9/3/13

Govt to take the sting out of Short Sales and Foreclosures

credit bureauThe Obama administration wants to create a mortgage market that is more forgiving to borrowers who lost their homes due to the recession, an effort that could widen the pool of potential homeowners.

A recent rule change lets certain borrowers who have gone through a foreclosure, bankruptcy or other adverse event—but who have repaired their credit—become eligible to receive a new mortgage backed by the Federal Housing Administration after waiting as little as one year. Previously, they had to wait at least three years before they could qualify for a new government-backed loan.

To be eligible for the new FHA loans, borrowers must show that their foreclosure or bankruptcy was caused by a job loss or reduction in income that was beyond their control. Borrowers also must prove their incomes have had a "full recovery" and complete housing counseling before getting a new mortgage.

But it isn't clear if banks will be eager to offer loans with the new terms at a time when they are facing a wave of lawsuits and investigations related to other government-backed loans. The FHA already offers among the most flexible lending standards today, requiring down payments of just 3.5%.

"It's difficult to see how lenders would even consider doing mortgages with higher risk" in the current environment, said David Stevens, the chief executive of the Mortgage Bankers Association, who served as the FHA's commissioner from 2009 to 2011. Lenders aren't going to expand credit "while you're suing them and threatening them over minor errors."

The policy change reflects broader concerns among administration officials and federal regulators that the mortgage-credit pendulum has swung too far to the restrictive side from the days of lax lending rules that fueled the bubble. Some economists say too-strict credit standards are shutting out some creditworthy borrowers and holding back economic growth. Low participation in the recovery by young buyers "absolutely is a problem, and I'm not exactly an 'easy credit' guy," said Thomas Lawler, a housing economist in Leesburg, Va.

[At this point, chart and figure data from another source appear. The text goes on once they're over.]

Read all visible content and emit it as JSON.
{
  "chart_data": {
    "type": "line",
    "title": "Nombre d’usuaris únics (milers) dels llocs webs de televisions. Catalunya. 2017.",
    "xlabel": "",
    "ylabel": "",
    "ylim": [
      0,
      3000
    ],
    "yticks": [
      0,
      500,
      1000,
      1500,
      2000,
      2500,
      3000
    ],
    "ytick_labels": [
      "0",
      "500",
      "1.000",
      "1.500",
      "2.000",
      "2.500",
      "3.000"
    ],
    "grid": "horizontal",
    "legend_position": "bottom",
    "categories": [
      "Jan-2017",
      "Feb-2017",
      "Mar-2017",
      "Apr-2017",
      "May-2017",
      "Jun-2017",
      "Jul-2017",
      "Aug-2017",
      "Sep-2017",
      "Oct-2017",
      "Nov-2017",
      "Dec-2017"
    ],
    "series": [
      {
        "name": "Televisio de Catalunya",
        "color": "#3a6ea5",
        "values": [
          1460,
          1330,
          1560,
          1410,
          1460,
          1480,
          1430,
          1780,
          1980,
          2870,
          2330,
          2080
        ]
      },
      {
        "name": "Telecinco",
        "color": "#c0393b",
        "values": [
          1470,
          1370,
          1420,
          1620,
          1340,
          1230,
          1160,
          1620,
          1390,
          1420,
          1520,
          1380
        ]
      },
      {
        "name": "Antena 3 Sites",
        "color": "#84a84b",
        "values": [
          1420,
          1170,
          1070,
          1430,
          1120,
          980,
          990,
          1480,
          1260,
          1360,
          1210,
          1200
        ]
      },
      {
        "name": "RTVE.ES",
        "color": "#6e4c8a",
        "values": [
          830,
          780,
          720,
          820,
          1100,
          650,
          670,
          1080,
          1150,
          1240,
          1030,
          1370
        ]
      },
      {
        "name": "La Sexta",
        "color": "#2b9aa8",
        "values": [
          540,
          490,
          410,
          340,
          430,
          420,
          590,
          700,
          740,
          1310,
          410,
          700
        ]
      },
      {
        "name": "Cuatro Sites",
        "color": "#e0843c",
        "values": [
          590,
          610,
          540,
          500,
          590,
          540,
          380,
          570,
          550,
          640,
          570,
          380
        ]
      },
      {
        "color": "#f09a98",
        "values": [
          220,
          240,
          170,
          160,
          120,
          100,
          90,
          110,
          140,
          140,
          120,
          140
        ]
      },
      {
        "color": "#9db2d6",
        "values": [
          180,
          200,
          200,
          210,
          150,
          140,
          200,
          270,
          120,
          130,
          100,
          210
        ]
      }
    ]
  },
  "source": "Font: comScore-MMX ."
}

The new rules, which expire in three years, also apply to former homeowners who completed a short sale, where a bank approves the sale for less than the amount owed.

Shaun Donovan, the secretary for the Department of Housing and Urban Development, which runs the FHA, played down potential criticism that the agency might invite a return to risky lending practices. "What we are talking about is getting back to responsible, plain-vanilla lending," he said in an interview. "We believe these are low-risk loans that can be made safely."

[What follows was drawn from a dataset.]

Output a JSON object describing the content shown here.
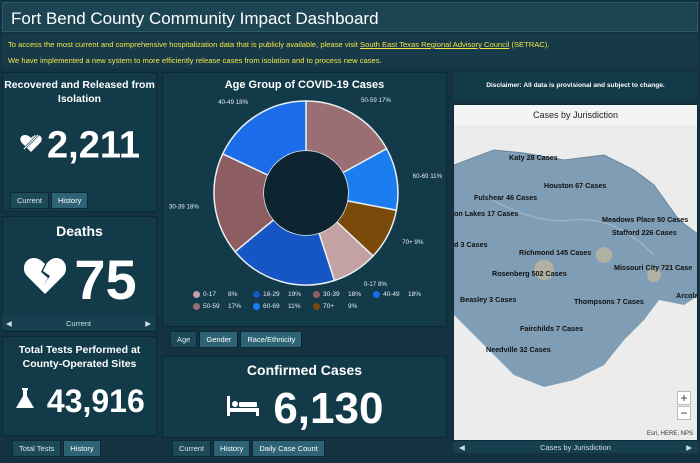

In the four years ended last September, some 3.9 million homes had been lost to foreclosure. About 1 million borrowers who went through foreclosure during the crisis have already waited the required three years to be eligible for an FHA-backed mortgage, and by early next year that number could rise to 1.5 million, according to estimates from Moody's Analytics.

In speeches this year, officials at the Federal Reserve have raised concerns that tight lending standards could make it harder for younger borrowers, who tend to have lower credit scores, to obtain mortgages. The Fed's quarterly surveys of senior loan officers have found that while banks have indicated a growing willingness to extend credit to borrowers with high credit scores, about 30% of lenders in April reported that they were less likely than a year earlier to extend FHA-backed loans to borrowers with lower credit scores.

Still, not all lenders believe tight credit is the problem. Logan Mohtashami, a mortgage broker in Irvine, Calif., argues that weak income growth is a bigger problem. "Getting a loan done is a lot more work, but if you have the financial goods, you get the loan," he said.

But Mr. Mohtashami said he isn't concerned that the FHA rule changes invites a return to bubble-era excesses. "This can't be compared to subprime. The problem back then was that nobody was verifying anything," he said. "This still requires people to qualify for the loan, verify the job, verify the assets."